As of the 2020 census, the county had a population of 11,658 and a population density of . 96.59% of the population reported being of one race.

The racial makeup of the county was 92.9% White, 0.7% Black or African American, 0.3% American Indian and Alaska Native, 0.5% Asian, 0.1% Native Hawaiian and Pacific Islander, 2.0% from some other race, and 3.4% from two or more races. Hispanic or Latino residents of any race comprised 4.5% of the population.

The median age was 46.0 years, 21.7% of residents were under the age of 18, and 25.1% of residents were 65 years of age or older. For every 100 females there were 100.0 males, and for every 100 females age 18 and over there were 99.7 males age 18 and over.

40.4% of residents lived in urban areas, while 59.6% lived in rural areas.
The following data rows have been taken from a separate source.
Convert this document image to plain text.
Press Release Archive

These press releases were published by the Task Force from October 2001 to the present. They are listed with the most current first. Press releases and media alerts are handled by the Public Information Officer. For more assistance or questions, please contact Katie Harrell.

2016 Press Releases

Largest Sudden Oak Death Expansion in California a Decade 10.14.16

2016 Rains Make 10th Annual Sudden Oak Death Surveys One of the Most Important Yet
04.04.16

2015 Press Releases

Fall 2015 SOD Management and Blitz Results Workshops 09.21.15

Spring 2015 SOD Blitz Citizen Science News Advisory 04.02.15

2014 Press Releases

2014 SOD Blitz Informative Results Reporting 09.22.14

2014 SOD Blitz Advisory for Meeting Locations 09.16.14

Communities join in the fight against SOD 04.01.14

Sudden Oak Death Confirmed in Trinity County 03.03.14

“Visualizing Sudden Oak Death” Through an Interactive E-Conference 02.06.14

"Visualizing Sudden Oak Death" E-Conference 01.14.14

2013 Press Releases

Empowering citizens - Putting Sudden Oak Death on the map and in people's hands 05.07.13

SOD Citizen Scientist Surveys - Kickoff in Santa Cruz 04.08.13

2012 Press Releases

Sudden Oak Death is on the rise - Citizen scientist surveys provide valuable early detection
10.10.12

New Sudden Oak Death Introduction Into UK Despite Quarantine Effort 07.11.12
There were 5,008 households in the county, of which 24.8% had children under the age of 18 living in them. Of all households, 51.1% were married-couple households, 19.4% were households with a male householder and no spouse or partner present, and 23.1% were households with a female householder and no spouse or partner present. About 32.1% of all households were made up of individuals and 16.8% had someone living alone who was 65 years of age or older. There were 5,558 housing units, of which 9.9% were vacant. Among occupied housing units, 77.0% were owner-occupied and 23.0% were renter-occupied. The homeowner vacancy rate was 2.1% and the rental vacancy rate was 8.4%.

===2010 census===
The 2010 census recorded a population of 12,072 in the county, with a population density of . There were 5,777 housing units, of which 5,207 were occupied.

===2000 census===
As of the census of 2000, there were 13,035 people, 5,378 households, and 3,597 families residing in the county. The population density was 23 /mi2. There were 5,850 housing units at an average density of 10 /mi2. The racial makeup of the county was 98.33% White, 0.31% Black or African American, 0.16% Native American, 0.43% Asian, 0.37% from other races, and 0.40% from two or more races. 0.95% of the population were Hispanic or Latino of any race.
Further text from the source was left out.